Going through boxes, I found two tiny Christmas cards my mom sent to her mother and father from Japan in 1956. Her note inside is in beautiful penmanship. It tells me a lot about her desire to share and her love for her parents. She was living on Tachikawa Air Force Base where my dad was stationed. They had four children. I was the oldest. We traveled by ship to get there, plane to return to the states.
In the note she explains why she has chosen a yellow tie for her dad. My grandfather became a magician when he could no longer cotton farm in West Texas. My grandmother accompanied him to the many schools and civic organizations. Once, as a little girl, visiting from Kansas, I was his assistant.
"Dear Daddy, we picked this tie because we thought you could maybe use it in your magic costume someway. A magician is usually in black and the yellow tie would show up on the stage and a touch of the Orient is always mystifying."
In the note to her mother she explains why she chose the carved ivory earrings and cameo.
"Dear Mother, we chose Ivory for you again because it is different and to me it means excitement and adventure.

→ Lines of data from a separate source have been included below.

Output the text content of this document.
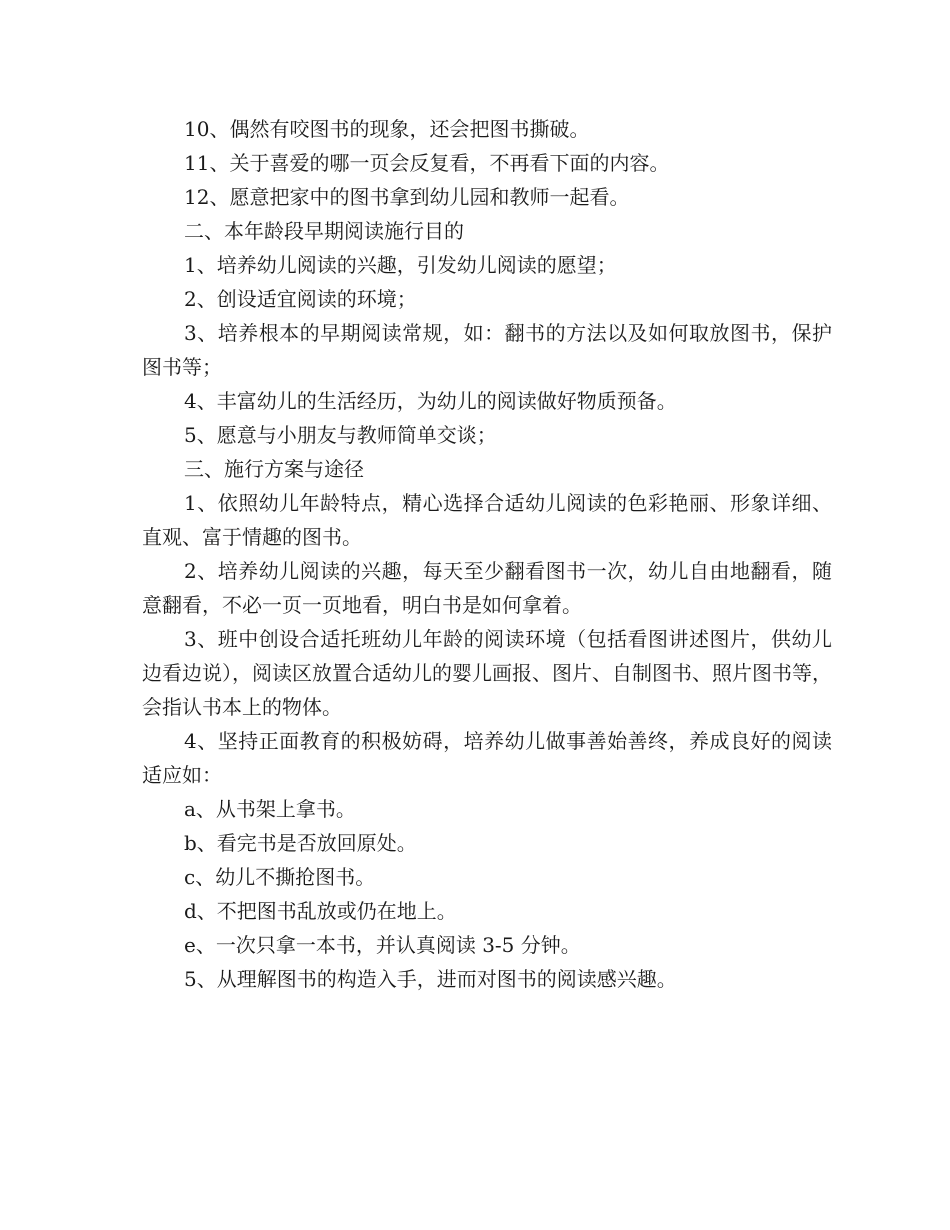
10、偶然有咬图书的现象，还会把图书撕破。

11、关于喜爱的哪一页会反复看，不再看下面的内容。

12、愿意把家中的图书拿到幼儿园和教师一起看。

二、本年龄段早期阅读施行目的

1、培养幼儿阅读的兴趣，引发幼儿阅读的愿望；

2、创设适宜阅读的环境；

3、培养根本的早期阅读常规，如：翻书的方法以及如何取放图书，保护图书等；

4、丰富幼儿的生活经历，为幼儿的阅读做好物质预备。

5、愿意与小朋友与教师简单交谈；

三、施行方案与途径

1、依照幼儿年龄特点，精心选择合适幼儿阅读的色彩艳丽、形象详细、直观、富于情趣的图书。

2、培养幼儿阅读的兴趣，每天至少翻看图书一次，幼儿自由地翻看，随意翻看，不必一页一页地看，明白书是如何拿着。

3、班中创设合适托班幼儿年龄的阅读环境（包括看图讲述图片，供幼儿边看边说），阅读区放置合适幼儿的婴儿画报、图片、自制图书、照片图书等，会指认书本上的物体。

4、坚持正面教育的积极妨碍，培养幼儿做事善始善终，养成良好的阅读适应如：

a、从书架上拿书。

b、看完书是否放回原处。

c、幼儿不撕抢图书。

d、不把图书乱放或仍在地上。

e、一次只拿一本书，并认真阅读 3-5 分钟。

5、从理解图书的构造入手，进而对图书的阅读感兴趣。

The earrings are carved so delicately by hand, and the cameo too."
Knowing what to rescue of your parent's possessions when they are gone is important. My mother knew to retrieve the small pieces of jewelry. After she was gone, I found them in the bottom of the hand carved wooden jewelry box she had also purchased in Japan. While there was not an excess of money in our family, my parents didn't know the value of fine things.
My biggest fear is that no one will be able to find my fine things. And they will end up at Calvins, an antique and junk store in Monticello. And, that no one will know the story. I have a lot of searching and writing to do.